Wet’suwet’en conflict puts “rule of law” in context

Wet'suwet'en Actions_GuilleIndigenous youth gathered in circle at BC Legislature.                     Photo credit: Jason Guille

This past week has been very challenging as a settler, ally, mayor and Canadian. Across the country, on the island, and here in our city, there have been protests and blockades in support of the Wet’suwet’en hereditary chiefs who assert authority over 22,000 square kilometres of land in northern BC, their homelands and traditional territories. Coastal GasLink also asserts authority to build a natural gas pipeline and their authority has been backed by the courts and enforced by the RCMP.

The protests are not surprising. To expect anything other than a vocal show of solidarity with the hereditary chiefs would be to have blinders on to the current historical moment we are in as a country. It’s complicated to say the least.

The federal, provincial and local governments are all talking about reconciliation. At the City, we moved a statue of Sir John A. Macdonald from the front steps of City Hall that caused pain and suffering to Indigenous people. We’ve created the Witness Reconciliation Program and the City Family – an Indigenous-informed governance body – to guide the reconciliation process.

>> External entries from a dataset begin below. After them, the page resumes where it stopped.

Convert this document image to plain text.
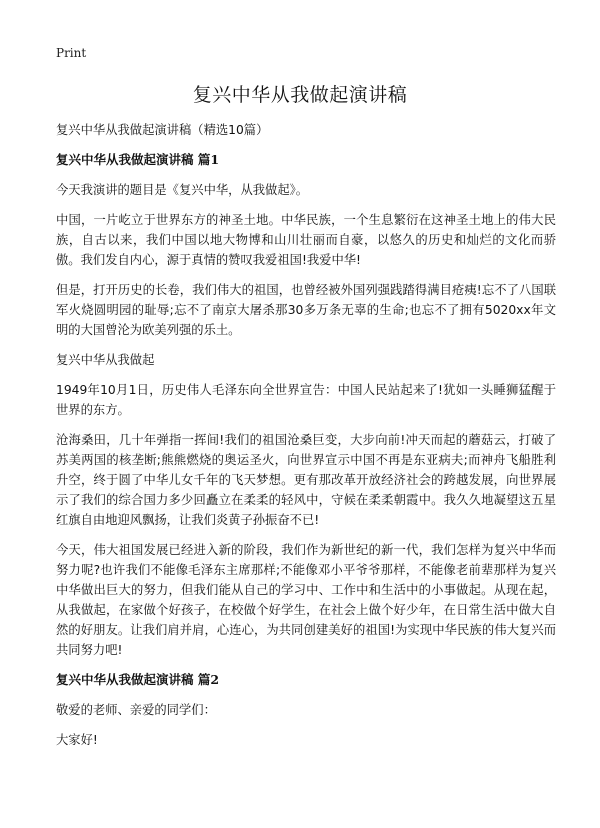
Print
复兴中华从我做起演讲稿

复兴中华从我做起演讲稿（精选10篇）

复兴中华从我做起演讲稿 篇1

今天我演讲的题目是《复兴中华，从我做起》。

中国，一片屹立于世界东方的神圣土地。中华民族，一个生息繁衍在这神圣土地上的伟大民族，自古以来，我们中国以地大物博和山川壮丽而自豪，以悠久的历史和灿烂的文化而骄傲。我们发自内心，源于真情的赞叹我爱祖国!我爱中华!

但是，打开历史的长卷，我们伟大的祖国，也曾经被外国列强践踏得满目疮痍!忘不了八国联军火烧圆明园的耻辱;忘不了南京大屠杀那30多万条无辜的生命;也忘不了拥有5020xx年文明的大国曾沦为欧美列强的乐土。

复兴中华从我做起

1949年10月1日，历史伟人毛泽东向全世界宣告：中国人民站起来了!犹如一头睡狮猛醒于世界的东方。

沧海桑田，几十年弹指一挥间!我们的祖国沧桑巨变，大步向前!冲天而起的蘑菇云，打破了苏美两国的核垄断;熊熊燃烧的奥运圣火，向世界宣示中国不再是东亚病夫;而神舟飞船胜利升空，终于圆了中华儿女千年的飞天梦想。更有那改革开放经济社会的跨越发展，向世界展示了我们的综合国力多少回矗立在柔柔的轻风中，守候在柔柔朝霞中。我久久地凝望这五星红旗自由地迎风飘扬，让我们炎黄子孙振奋不已!

今天，伟大祖国发展已经进入新的阶段，我们作为新世纪的新一代，我们怎样为复兴中华而努力呢?也许我们不能像毛泽东主席那样;不能像邓小平爷爷那样，不能像老前辈那样为复兴中华做出巨大的努力，但我们能从自己的学习中、工作中和生活中的小事做起。从现在起，从我做起，在家做个好孩子，在校做个好学生，在社会上做个好少年，在日常生活中做大自然的好朋友。让我们肩并肩，心连心，为共同创建美好的祖国!为实现中华民族的伟大复兴而共同努力吧!

复兴中华从我做起演讲稿 篇2

敬爱的老师、亲爱的同学们：

大家好!
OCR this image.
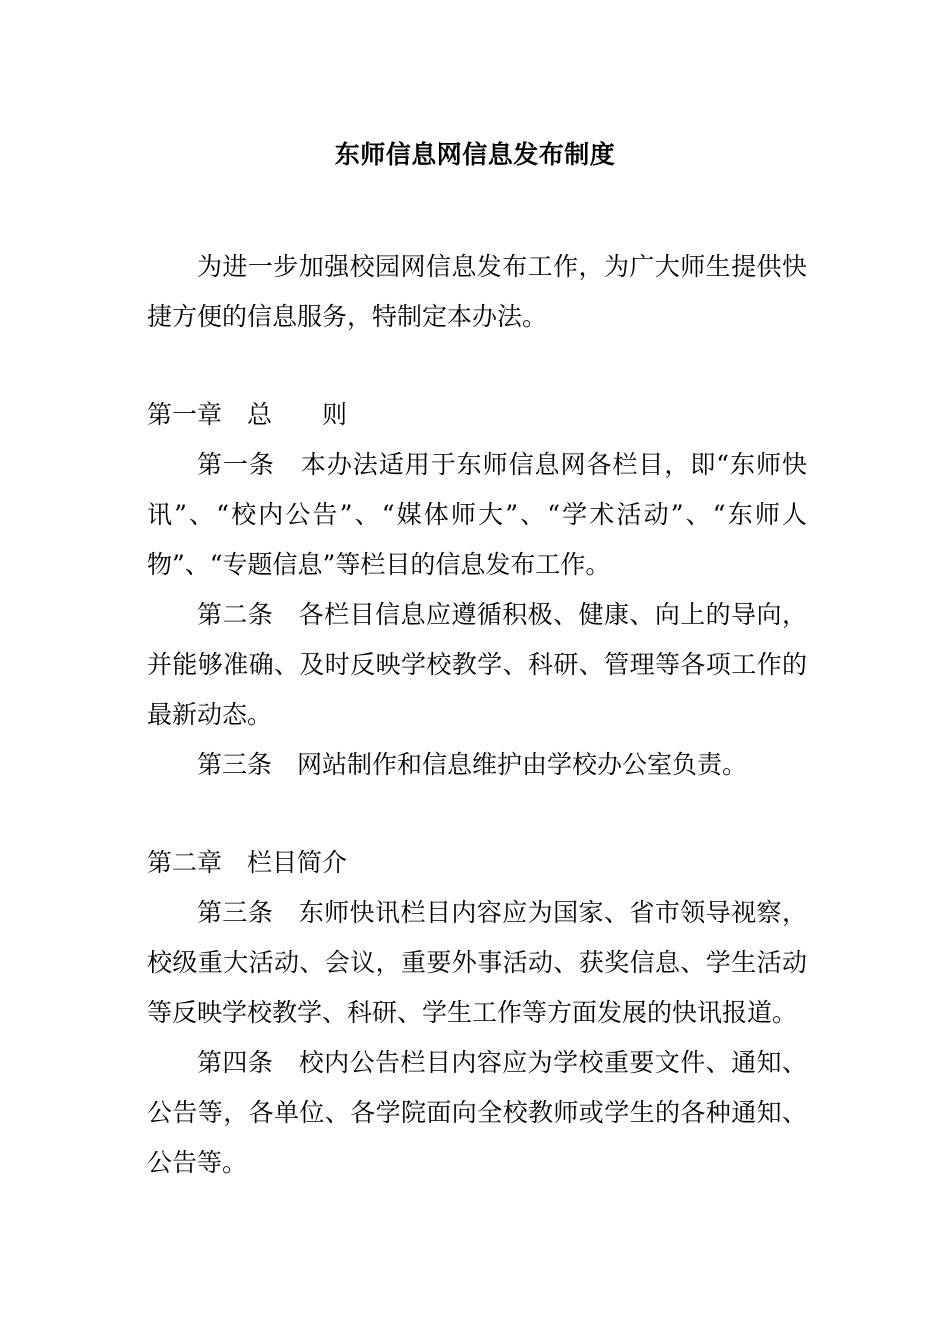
东师信息网信息发布制度
为进一步加强校园网信息发布工作，为广大师生提供快捷方便的信息服务，特制定本办法。
第一章　总　　则
第一条　本办法适用于东师信息网各栏目，即“东师快讯”、“校内公告”、“媒体师大”、“学术活动”、“东师人物”、“专题信息”等栏目的信息发布工作。
第二条　各栏目信息应遵循积极、健康、向上的导向，并能够准确、及时反映学校教学、科研、管理等各项工作的最新动态。
第三条　网站制作和信息维护由学校办公室负责。
第二章　栏目简介
第三条　东师快讯栏目内容应为国家、省市领导视察，校级重大活动、会议，重要外事活动、获奖信息、学生活动等反映学校教学、科研、学生工作等方面发展的快讯报道。
第四条　校内公告栏目内容应为学校重要文件、通知、公告等，各单位、各学院面向全校教师或学生的各种通知、公告等。
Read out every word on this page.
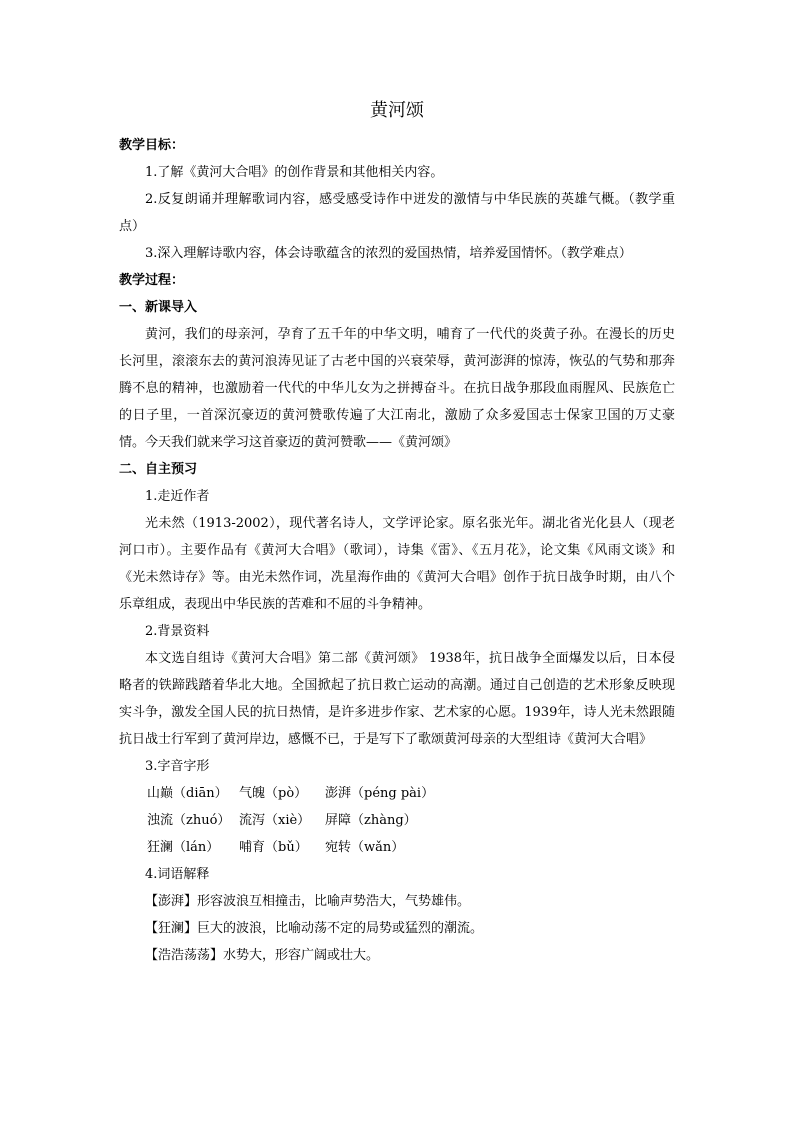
黄河颂

教学目标：

1.了解《黄河大合唱》的创作背景和其他相关内容。

2.反复朗诵并理解歌词内容，感受感受诗作中迸发的激情与中华民族的英雄气概。（教学重点）

3.深入理解诗歌内容，体会诗歌蕴含的浓烈的爱国热情，培养爱国情怀。（教学难点）

教学过程：

一、新课导入

黄河，我们的母亲河，孕育了五千年的中华文明，哺育了一代代的炎黄子孙。在漫长的历史长河里，滚滚东去的黄河浪涛见证了古老中国的兴衰荣辱，黄河澎湃的惊涛，恢弘的气势和那奔腾不息的精神，也激励着一代代的中华儿女为之拼搏奋斗。在抗日战争那段血雨腥风、民族危亡的日子里，一首深沉豪迈的黄河赞歌传遍了大江南北，激励了众多爱国志士保家卫国的万丈豪情。今天我们就来学习这首豪迈的黄河赞歌——《黄河颂》

二、自主预习

1.走近作者

光未然（1913-2002），现代著名诗人，文学评论家。原名张光年。湖北省光化县人（现老河口市）。主要作品有《黄河大合唱》（歌词），诗集《雷》、《五月花》，论文集《风雨文谈》和《光未然诗存》等。由光未然作词，冼星海作曲的《黄河大合唱》创作于抗日战争时期，由八个乐章组成，表现出中华民族的苦难和不屈的斗争精神。

2.背景资料

本文选自组诗《黄河大合唱》第二部《黄河颂》 1938年，抗日战争全面爆发以后，日本侵略者的铁蹄践踏着华北大地。全国掀起了抗日救亡运动的高潮。通过自己创造的艺术形象反映现实斗争，激发全国人民的抗日热情，是许多进步作家、艺术家的心愿。1939年，诗人光未然跟随抗日战士行军到了黄河岸边，感慨不已，于是写下了歌颂黄河母亲的大型组诗《黄河大合唱》

3.字音字形

山巅（diān） 气魄（pò）	澎湃（péng pài）
浊流（zhuó） 流泻（xiè）	屏障（zhàng）
狂澜（lán）	哺育（bǔ）	宛转（wǎn）

4.词语解释

【澎湃】形容波浪互相撞击，比喻声势浩大，气势雄伟。

【狂澜】巨大的波浪，比喻动荡不定的局势或猛烈的潮流。

【浩浩荡荡】水势大，形容广阔或壮大。
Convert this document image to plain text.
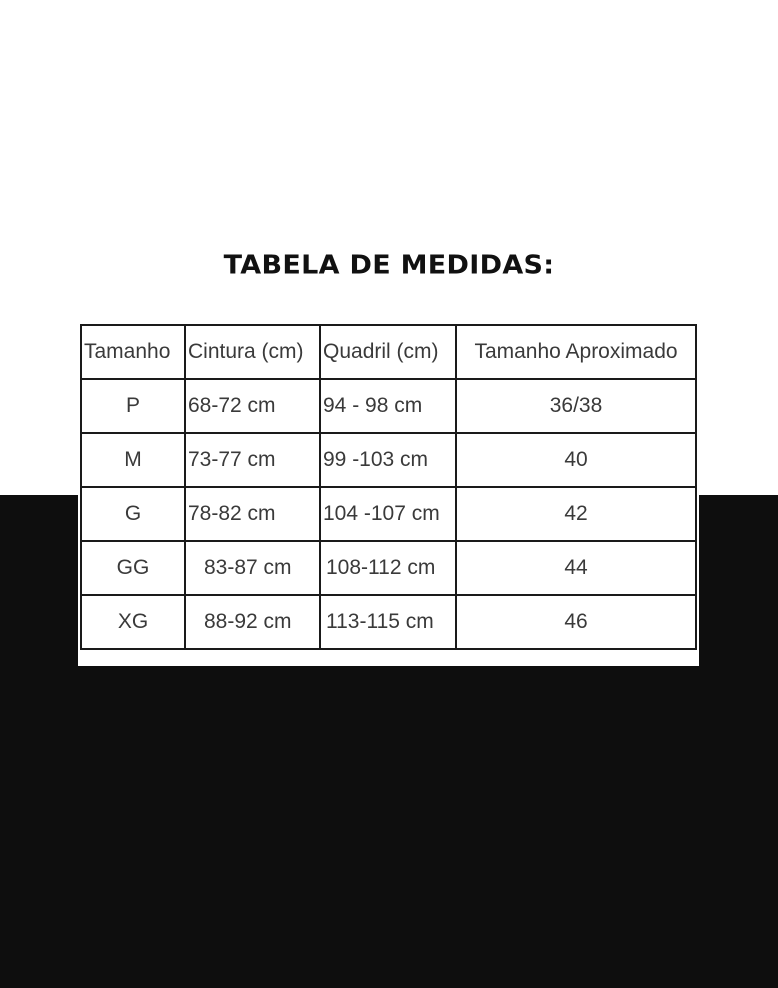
TABELA DE MEDIDAS:
Tamanho	Cintura (cm)	Quadril (cm)	Tamanho Aproximado
P	68-72 cm	94 - 98 cm	36/38
M	73-77 cm	99 -103 cm	40
G	78-82 cm	104 -107 cm	42
GG	83-87 cm	108-112 cm	44
XG	88-92 cm	113-115 cm	46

And we’re hosting a series of difficult but important conversations at the Victoria Reconciliation Dialogues.

The Province – by unanimous vote – adopted the United Nations Declaration on the Rights of Indigenous Peoples into legislation. In his thoughtful statement on the protests earlier this week, Premier Horgan pointed to the complexity of implementing this legislation.

Trudeau in his mandate letters requests that minsters continue “supporting self-determination, improving service delivery and advancing reconciliation.” He directs “every single Minister to determine what they can do in their specific portfolio to accelerate and build on the progress we have made with First Nations, Inuit and Métis Peoples.”

What all of these reconciliation efforts will need to grapple with – and what the Wet’suwet’en situation has brought to light in a clear and practical way – are the multiple legal systems in conflict with one another. The Wet’suwet’en conflict between elected councils and hereditary chiefs isn’t the first and it won’t be the last. This a key issue. And this conflict is not new. It was created in 1876 with the adoption of the Indian Act, the reserve system and the imposition of elected band councils.

The residential school system tried to take the “Indian out of the child”, to erase culture, but it ultimately failed. Despite the harm and trauma that the school system caused, which are still felt across the country today, we see the proliferation of language revitalization programs, cultural resurgence, and youth – like those at the legislature this past week – proud to be Indigenous.

As the residential school system took aim at language and culture, the Indian Act aimed to obliterate thousands-year-old legal systems that had a different understanding of rights, responsibilities and relationships. But it didn’t succeed, entirely.

In 2018 the University of Victoria launched the world’s first Indigenous law program. Students of the four-year degree program graduate with professional degrees in both Canadian Common Law and Indigenous Legal Orders. What we’re seeing alongside a cultural resurgence is the rise again of Indigenous legal orders and an assertion of their rightful place in establishing law and order in the lands we know as Canada.

In this context, the protests are not surprising. They are the result of tectonic plates of different legal systems grinding against each other.

When served with an injunction to clear the rail tracks near Tyendinaga Mohawk Territory, Andrew Brant said, “The [injunction] doesn’t mean anything; it’s just a piece of paper. To us, that is not our government; that’s not our law, so when they serve it to us, it’s just a piece of paper.”

If we continued to look only through a Canadian/colonial legal lens it would be easy to dismiss Brant’s point of view. It would be easy to dismiss the protests here in Victoria and across the country. It would be easy to point to the 20 band councils along the Coastal GasLink pipeline route and say that they have approved it and are seeking benefits for their communities.

This is true and important and clearly established within one legal order. And goodness knows economic opportunity for First Nations communities is a good thing. At the same time, to completely dismiss the established authority of hereditary chiefs in Wet’suwet’en territory or elsewhere puts one legal order over another. And pits Indigenous people against each other.

Moving statues, passing UNDRIP and giving strong mandate letters to Ministers are all important steps. For reconciliation to be successful we must find a way to have Indigenous legal orders side by side with the Canadian one. Until this is resolved – and it will take years, if not decades – we can expect the protests and resistance to continue.